Questions fréquentes
Peut-on modifier la base juridique invoquée après le début du traitement ?
Modifier a posteriori la base légale du traitement est généralement problématique. La plupart des cadres de protection des données exigent que cette base soit déterminée avant le début du traitement. En cas de changement de circonstances, il convient de documenter les raisons de cette modification, d'en informer les personnes concernées le cas échéant et d'examiner si les données existantes doivent être retraitées sur la nouvelle base ou supprimées. L'exigence essentielle est la démonstrabilité : il faut pouvoir prouver que la base était valide au moment du traitement.
Comment la base légale affecte-t-elle les droits des personnes concernées ?
Le fondement juridique sur lequel vous vous appuyez détermine directement les droits des personnes concernées. Par exemple, en vertu du RGPD, le droit à la portabilité des données ne s'applique que lorsque le traitement est fondé sur le consentement ou l'exécution d'un contrat. Le droit d'opposition s'applique spécifiquement au traitement fondé sur l'intérêt légitime ou l'intérêt public. C'est pourquoi le choix du fondement juridique approprié dès le départ est crucial : il encadre vos obligations tout au long du cycle de vie des données.
Que se passerait-il si plusieurs bases légales pouvaient s'appliquer à un même traitement ?

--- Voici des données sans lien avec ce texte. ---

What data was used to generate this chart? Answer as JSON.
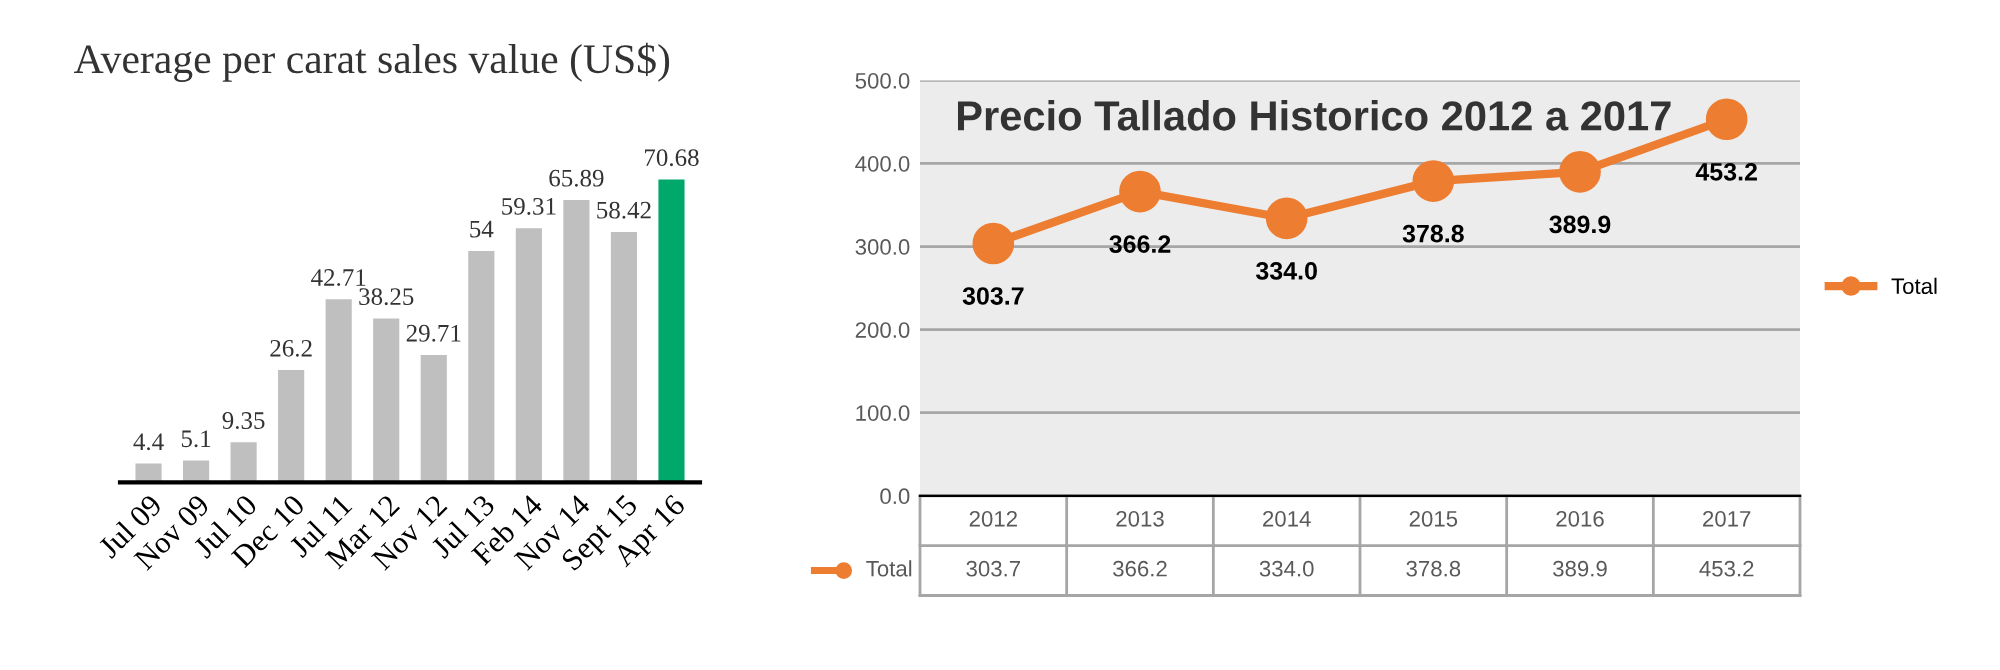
{
  "chart_data": [
    {
      "type": "bar",
      "title": "Average per carat sales value (US$)",
      "categories": [
        "Jul 09",
        "Nov 09",
        "Jul 10",
        "Dec 10",
        "Jul 11",
        "Mar 12",
        "Nov 12",
        "Jul 13",
        "Feb 14",
        "Nov 14",
        "Sept 15",
        "Apr 16"
      ],
      "values": [
        4.4,
        5.1,
        9.35,
        26.2,
        42.71,
        38.25,
        29.71,
        54,
        59.31,
        65.89,
        58.42,
        70.68
      ],
      "colors": [
        "#bfbfbf",
        "#bfbfbf",
        "#bfbfbf",
        "#bfbfbf",
        "#bfbfbf",
        "#bfbfbf",
        "#bfbfbf",
        "#bfbfbf",
        "#bfbfbf",
        "#bfbfbf",
        "#bfbfbf",
        "#00a86b"
      ],
      "data_labels": true,
      "tick_labels": "x"
    },
    {
      "type": "line",
      "title": "Precio Tallado Historico 2012 a 2017",
      "categories": [
        "2012",
        "2013",
        "2014",
        "2015",
        "2016",
        "2017"
      ],
      "series": [
        {
          "name": "Total",
          "color": "#ed7d31",
          "values": [
            303.7,
            366.2,
            334.0,
            378.8,
            389.9,
            453.2
          ],
          "value_labels": [
            "303.7",
            "366.2",
            "334.0",
            "378.8",
            "389.9",
            "453.2"
          ]
        }
      ],
      "ylim": [
        0,
        500
      ],
      "yticks": [
        {
          "value": 0,
          "label": "0.0"
        },
        {
          "value": 100,
          "label": "100.0"
        },
        {
          "value": 200,
          "label": "200.0"
        },
        {
          "value": 300,
          "label": "300.0"
        },
        {
          "value": 400,
          "label": "400.0"
        },
        {
          "value": 500,
          "label": "500.0"
        }
      ],
      "grid": "y",
      "legend": "right",
      "marker": "circle"
    }
  ]
}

Vous devez identifier et documenter la base juridique principale sur laquelle vous vous appuyez pour chaque traitement de données. Bien que plusieurs bases puissent théoriquement s'appliquer, le choix d'une seule base principale apporte de la clarté aux personnes concernées et simplifie la gestion de la conformité. Le recours simultané à plusieurs bases peut engendrer de la confusion, notamment si l'une d'elles (comme le consentement) est ultérieurement retirée et que vous tentez d'en invoquer une autre.
Documentez comment ce contrôle s'applique à votre organisation dans votre Déclaration d'applicabilité.